A major ownership change followed in 2000. Broadcasting & Cable reported a $1.9 million stock sale of WLKX-FM from Lakes Broadcasting Co. to Polaris Communications LLC, associated with Daniel Peters and HomeNet Inc.; the sellers were identified as Lakes Broadcasting Co., with Eddie S. and Joanne M. Cary owning 98 percent of the company. FCCdata shows a transfer from Eddie S. Cary and others to Polaris Communications LLC granted in September 2000, followed by a transfer from Polaris to HomeNet Inc. granted in October 2000.

WLKX continued with its Christian format until 2013, when the station changed to a Spanish-language format mixing Regional Mexican and Tropical music as "La Neta". NorthPine reported that some weekend English-language programming remained on WLKX, including NDSU Bison football and "Bear Facts and Fish Tales", while the former "Hope" Christian format continued on KLCI-HD2. In 2014, KDDG 105.5 began a nighttime simulcast of WLKX's "La Neta" programming from 9 p.m. to 5 a.m.

By the late 2010s, WLKX was part of an oldies format known as "The Big Q". In September 2018, the group changed to a rock-based classic hits/classic rock format called "Killer Bee". After a Christmas-music interlude in December 2019, "The Big Q" returned at midnight on January 1, 2020, on WLKX, WQPM 1300 Princeton, translator W298CE Big Lake, KLCI-HD3, and KDDG-HD3.

In 2021, WLKX and co-channel KQCL Faribault completed coordinated upgrades. NorthPine reported that the two short-spaced 95.9 MHz stations had to agree to the upgrades so both could increase from 3,000 watts to 6,000 watts. For WLKX, the upgrade pushed its 60 dBu contour closer to Interstate 694.

In February 2022, WLKX joined the classic country "Bob FM" simulcast.

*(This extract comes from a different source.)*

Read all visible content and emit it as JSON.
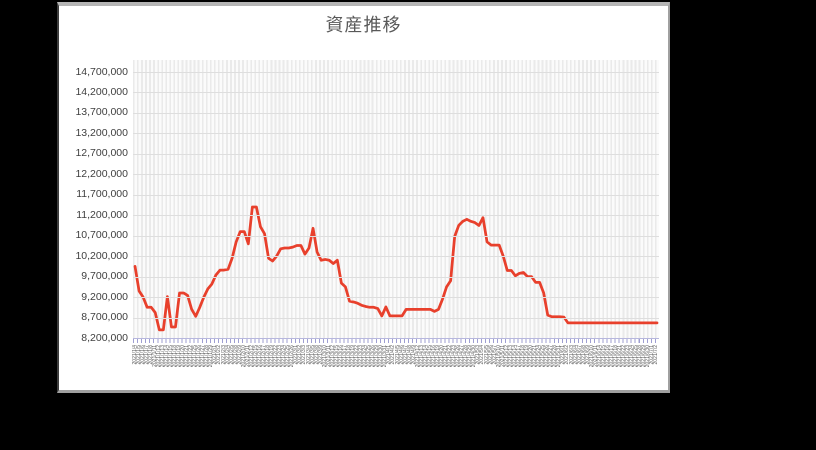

NorthPine reported that WLKX, WQPM, and W298CE began carrying Bob FM, while "The Big Q" became an HD Radio and online-only format on KLCI/KDDG HD3.

Later in 2022, following the death of Daniel Peters, the D.M. Peters Family Trust sold WLKX-FM, KBGY, and the remaining 75 percent interest in KLCI/WQPM to Carpenter Broadcasting LLC for $2.2 million. The FCC approved the transaction in August 2022, and Carpenter closed on the purchase on September 15, 2022. FCCdata lists Carpenter Broadcasting LLC as the station's licensee and lists WLKX as a Class A facility with 6,000 watts ERP and 100 meters HAAT.